The UK’s Competition Commission (CC) has provisionally found that Sky’s control over pay-TV movie rights in the UK is restricting competition between pay-TV providers, leading to higher prices and reduced choice and innovation for subscribers.
Sky has for many years held exclusively the rights to the movies of all six major Hollywood studios in the first subscription pay-TV window (FSPTW). In a summary of its provisional findings, the CC has provisionally found that, due principally to the incumbency advantage Sky has in the form of its large base of subscribers, would-be rivals are unable to bid successfully against Sky for these rights. Although Sky supplies its movie channels (Sky Movies) to some other pay-TV retailers, the CC has provisionally found that this supply has not enabled these retailers to compete effectively with Sky for movie channel subscribers.
The CC says that because of the importance of being able to see recent movies to many pay-TV subscribers, Sky’s control over the FSPTW movie rights of the major studios, and therefore over the movie channels incorporating this content, contributes to a lack of effective competition in the overall pay-TV retail market. Many consumers do not consider the other ways of watching movies as close substitutes to Sky Movies, which is confirmed by the value attached to the FSPTW rights of the major studios by Sky and the studios.
Although the CC is aware of some significant developments taking place in the market, it has not seen evidence that these are likely to diminish Sky’s bidding advantages to any meaningful degree in the foreseeable future.
The CC is inviting responses to its provisional findings and consulting on measures to make the market more competitive.
Laura Carstensen, Chairman of the Movies on pay TV market investigation said: “Sky has had control of recent movie content on pay TV for many years. At the heart of the problem is Sky’s strong position in the pay-TV market, with twice as many subscribers to pay TV as all other traditional pay-TV retailers put together. This provides Sky with a great advantage when it comes to bidding for movie rights, which no rival bidder has yet been able to overcome—and, if things stay as they are, we see no likely prospect of change.”
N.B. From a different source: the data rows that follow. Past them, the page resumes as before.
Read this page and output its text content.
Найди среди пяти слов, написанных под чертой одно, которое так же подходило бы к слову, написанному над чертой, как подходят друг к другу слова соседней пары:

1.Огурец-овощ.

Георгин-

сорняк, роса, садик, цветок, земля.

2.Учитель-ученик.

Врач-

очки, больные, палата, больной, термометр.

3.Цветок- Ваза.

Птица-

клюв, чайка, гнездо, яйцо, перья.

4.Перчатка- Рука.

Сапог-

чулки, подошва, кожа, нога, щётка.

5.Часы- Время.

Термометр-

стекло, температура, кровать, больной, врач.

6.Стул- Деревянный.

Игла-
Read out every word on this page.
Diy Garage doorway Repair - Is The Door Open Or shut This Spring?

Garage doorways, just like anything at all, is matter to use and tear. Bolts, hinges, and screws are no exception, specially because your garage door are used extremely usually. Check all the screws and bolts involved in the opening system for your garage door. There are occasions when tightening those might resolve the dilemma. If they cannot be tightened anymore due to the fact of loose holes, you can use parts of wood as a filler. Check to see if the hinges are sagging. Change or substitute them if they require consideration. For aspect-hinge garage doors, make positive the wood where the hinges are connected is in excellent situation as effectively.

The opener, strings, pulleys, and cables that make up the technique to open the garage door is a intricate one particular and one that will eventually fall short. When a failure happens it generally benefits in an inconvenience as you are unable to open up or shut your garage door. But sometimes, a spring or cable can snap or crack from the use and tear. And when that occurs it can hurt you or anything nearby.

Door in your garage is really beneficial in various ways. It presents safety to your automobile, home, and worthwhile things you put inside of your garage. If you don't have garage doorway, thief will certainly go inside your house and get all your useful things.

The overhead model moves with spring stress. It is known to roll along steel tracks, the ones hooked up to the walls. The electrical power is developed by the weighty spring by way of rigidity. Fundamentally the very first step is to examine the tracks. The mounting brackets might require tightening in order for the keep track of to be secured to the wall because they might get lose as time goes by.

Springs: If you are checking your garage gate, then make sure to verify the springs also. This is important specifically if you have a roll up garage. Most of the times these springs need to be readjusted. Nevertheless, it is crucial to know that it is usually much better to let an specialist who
The CC suggests that recent movie content is important to many pay-TV subscribers. As a result, Sky’s control of this content on pay TV enables it to attract more pay-TV subscribers than its rivals and having more subscribers increases further its advantages when bidding in the next round for pay-TV movie rights, and so it goes on.
The CC finds that, as a result of this lack of effective competition, subscribers to Sky Movies are paying more than they otherwise would, and there is less innovation and choice than we would expect in a market with more effective competition.
“We have considered carefully how technology is changing the options available to consumers and the ways in which many firms are now seeking to offer consumers Internet-distributed movie services. We have observed several significant developments taking place in the market at the moment. However, we have found no evidence to date that any of these alternative providers of movie products are likely to affect significantly Sky’s ability to secure the first pay-window rights of the major studios in the foreseeable future—though we will continue to monitor developments in this area through to our final report, which we expect to publish early next year,” it said.
“On the basis of our findings, we would like to encourage greater competition by enabling more firms to secure the pay-TV rights of the major studios so as to be able to offer movie fans new choices in competition with Sky’s movie offerings. We are consulting today on the kinds of remedies which we might pursue.”
The principal possible remedies on which the CC would like to invite views are:
1. restricting the number of major studios from which Sky may license exclusive FSPTW rights;
2. restricting the nature of the exclusive FSPTW rights which Sky can license from the major studios (e.g., so that rights for distribution methods such as subscription video on demand could be made available to other providers); and/or
3. ‘must retail’ measures requiring Sky to acquire on a wholesale basis and offer to its subscribers any movie channel containing FSPTW movie content created by a rival.
The CC expects to publish the full provisional findings report next week. The CC would like to hear from all interested parties in response to its Notice of Possible Remedies by 9 September 2011 and in response to its provisional findings by 16 September 2011.
The CC will consider all responses before publishing its final decision. The deadline for its final report is 3 August 2012, although it intends to complete its investigation sooner.
In August 2010, Ofcom announced a decision to refer the supply and acquisition of subscription pay-TV movie rights and the wholesale supply and acquisition of packages including core premium movies channels, to the CC for investigation. This reference followed a three-year study by Ofcom into the pay-TV market.
In a statement, BSkyB noted the provisional findings and said: “BSkyB continues to believe that no regulatory intervention is required and that consumers benefit from high levels of choice, value and innovation across a wide range of providers.
We note that the CC’s findings remain provisional and have been issued for consultation. We will continue to engage with the CC during the on-going regulatory process.”